Rare wildflowers, prairie grass, tumbleweeds, sagebrush and ornamental wrought iron fences dot the 200-year-old pioneer cemeteries of Custer County, Colorado: Ula (est. 1872), Rosita (est. 1870), Silver Cliff (est. 1878), Hope Lutheran (est. 1872), The Assumption (est. 1881), and numerous private family cemeteries.
Perhaps the most well-known cemetery in the county is Silver Cliff—famous for the “dancing blue lights” discovered by 19th-century miners. A National Geographic magazine reporter wrote about the lights in August 1969 and people began traveling to Silver Cliff to see the lights—few did, however. Scientific and speculative discussions ensued as to the origin of the lights but nothing was conclusive.
Residents of the Silver Cliff cemetery and its nearby neighbor, The Assumption, repose under the jagged peaks of the Sangre de Cristo Mountains with graves dating to the early 1800s. Many grave markings have decayed or are illegible. Others are crudely inscribed with a name or a date: Baby 1829 or simply, Daughter.
Once the county seat, the town of Ula has long since disappeared. Land was donated by the Kettle family for a graveyard in the 1870s and one of the oldest gravestones is of Azor Palmer, who was born April 16, 1826 and died November 17, 1874.
Hope Lutheran Cemetery lies in the shadow of the mountains with all headstone epitaphs in German with delicate scrollwork and engravings. It’s as though this cemetery was placed so visitors could sit with their loved ones and admire the magnificent mountain views.

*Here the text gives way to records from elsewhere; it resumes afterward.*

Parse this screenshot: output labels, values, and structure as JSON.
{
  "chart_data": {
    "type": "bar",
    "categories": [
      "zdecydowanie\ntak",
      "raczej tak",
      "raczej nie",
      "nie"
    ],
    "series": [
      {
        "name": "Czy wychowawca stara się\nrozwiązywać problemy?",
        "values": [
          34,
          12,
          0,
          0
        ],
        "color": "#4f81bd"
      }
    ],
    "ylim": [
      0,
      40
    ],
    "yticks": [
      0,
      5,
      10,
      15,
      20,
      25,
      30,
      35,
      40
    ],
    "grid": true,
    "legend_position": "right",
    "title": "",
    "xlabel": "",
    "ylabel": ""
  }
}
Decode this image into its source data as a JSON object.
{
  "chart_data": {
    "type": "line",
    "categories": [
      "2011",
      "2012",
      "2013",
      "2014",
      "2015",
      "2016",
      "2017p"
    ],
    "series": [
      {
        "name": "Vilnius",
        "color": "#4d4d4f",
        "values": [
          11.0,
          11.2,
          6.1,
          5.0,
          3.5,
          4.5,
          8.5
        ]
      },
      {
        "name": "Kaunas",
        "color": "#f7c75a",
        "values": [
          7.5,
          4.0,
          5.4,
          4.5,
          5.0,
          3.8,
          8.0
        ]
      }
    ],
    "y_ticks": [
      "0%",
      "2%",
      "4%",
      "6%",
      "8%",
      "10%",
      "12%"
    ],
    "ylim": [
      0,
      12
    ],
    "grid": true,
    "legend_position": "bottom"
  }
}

Rosita residents endured cholera, flu, and other epidemics in the early 1900s and the cemetery has numerous graves for children and potters. Potters’ graves are typically marked by a wordless white wooden cross or a stone simply inscribed “unknown.” The cemetery is one of the few in the county nestled amongst a dense and hilly pine and pinon tree covered forest. The soft, spongy woodland floor speaks to decades of few visitors.